The second case (giant aneurysm located in the infratentorial region) originated in
the left vertebral artery, and caused mass effect in the brainstem, in addition to
having the PICA originating along the neck of the lesion. Clamping of this artery
to empty the complex aneurysm was unavoidable. Then, it remained for 20 minutes with
a provisional straight clip, which caused a decrease in the potential of the ipsilateral
XII cranial nerve in this period, with a return after the clip was repositioned.
Motor-evoked potentials appear to be more sensitive than SEPs for cerebral blood flow
deficit, for they can detect subcortical ischemia or infarction during the operation
in less than 1 minute, especially pure motor deficits caused by perforating arteries
or large branches. In our cases, the MEPs correlated with the postoperative neurological
status.[2]
[3]
[4]
[5]
[6]
Some reports highlight the use of other intraoperative strategies to address functional
status during surgery. Some studies emphasize the use of micro Doppler probes to make
real-time evaluations of arterial blood flow.[2]
[3]
[4]
[5]
[6] They are useful to analyze blood flow inside the aneurysm and especially after clipping,
to evaluate the patency of the vessel.[5] In the case of the performance of a bypass, it is also useful to analyze the patency
of the bypass. Other groups reported the application of awake craniotomies to perform
complex aneurysm clipping.[4] Similarly to functional neurological tumor surgery, awake craniotomies would enable
a better visualization of functional impairment during surgery, with higher accuracy
compared with routine neurophysiological monitoring.[4] Although we recognize the potential benefits of both strategies, we did not apply
them in our cases.
Another peculiarity of our cases was that we did not use endovascular means. Had we
chosen to use the endovascular treatment, we would not have intraoperative monitoring
in our favor, and, due to the morphology of the lesions, we would have faced an increased
risk of obstruction, and, consequently, morbidity and mortality in the postoperative
period of these complex lesions. Additionally, ours were cases of unruptured aneurysms.
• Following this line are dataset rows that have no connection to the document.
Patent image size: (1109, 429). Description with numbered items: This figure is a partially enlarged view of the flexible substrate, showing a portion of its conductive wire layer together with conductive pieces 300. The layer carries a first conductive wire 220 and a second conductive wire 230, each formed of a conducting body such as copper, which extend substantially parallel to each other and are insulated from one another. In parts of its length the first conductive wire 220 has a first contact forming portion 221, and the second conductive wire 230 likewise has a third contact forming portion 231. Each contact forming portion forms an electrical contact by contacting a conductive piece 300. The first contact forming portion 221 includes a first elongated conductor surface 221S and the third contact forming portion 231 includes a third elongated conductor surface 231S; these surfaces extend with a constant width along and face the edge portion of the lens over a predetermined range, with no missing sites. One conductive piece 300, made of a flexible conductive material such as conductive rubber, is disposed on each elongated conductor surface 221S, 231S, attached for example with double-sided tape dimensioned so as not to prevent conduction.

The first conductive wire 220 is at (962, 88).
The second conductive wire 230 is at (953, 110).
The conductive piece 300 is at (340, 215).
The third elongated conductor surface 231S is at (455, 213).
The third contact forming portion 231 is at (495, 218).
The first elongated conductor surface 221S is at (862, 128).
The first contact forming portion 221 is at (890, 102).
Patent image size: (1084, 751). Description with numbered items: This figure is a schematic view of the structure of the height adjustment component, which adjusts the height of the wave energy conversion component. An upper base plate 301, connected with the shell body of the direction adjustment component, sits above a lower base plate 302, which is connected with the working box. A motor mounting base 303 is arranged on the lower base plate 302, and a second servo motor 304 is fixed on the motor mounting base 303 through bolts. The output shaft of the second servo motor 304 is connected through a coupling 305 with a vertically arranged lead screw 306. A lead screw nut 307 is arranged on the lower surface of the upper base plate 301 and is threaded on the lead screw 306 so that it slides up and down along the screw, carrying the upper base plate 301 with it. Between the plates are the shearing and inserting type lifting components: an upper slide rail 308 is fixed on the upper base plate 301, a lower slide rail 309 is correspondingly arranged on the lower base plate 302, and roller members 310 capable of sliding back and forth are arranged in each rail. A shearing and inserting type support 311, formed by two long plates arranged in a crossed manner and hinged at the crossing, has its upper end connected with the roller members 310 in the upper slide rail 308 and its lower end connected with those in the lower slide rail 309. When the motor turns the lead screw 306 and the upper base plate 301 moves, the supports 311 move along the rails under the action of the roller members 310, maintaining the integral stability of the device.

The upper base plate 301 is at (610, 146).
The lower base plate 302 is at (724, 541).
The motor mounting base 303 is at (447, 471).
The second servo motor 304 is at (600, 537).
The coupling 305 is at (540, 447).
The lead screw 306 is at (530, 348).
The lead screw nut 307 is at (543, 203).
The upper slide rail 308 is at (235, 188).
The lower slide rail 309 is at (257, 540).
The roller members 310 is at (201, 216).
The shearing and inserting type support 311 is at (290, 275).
Surely, we managed them rapidly, but had time to make the best preoperative planning.
In the scenario of ruptured aneurysms, especially depending on the severity of the
clinical profile, there is no time to adequately plan surgery and use all the multimodal
neuromonitoring modalities available.
Thus, we believe that treating small or large aneurysms in usual presentations may
be performed with safety in the routine neurosurgical set up. Nevertheless, cases
of complex and giant aneurysms carry several pitfalls, and the use of multimodal intraoperative
monitoring is mandatory to mitigate risks and deliver the best result to the patient.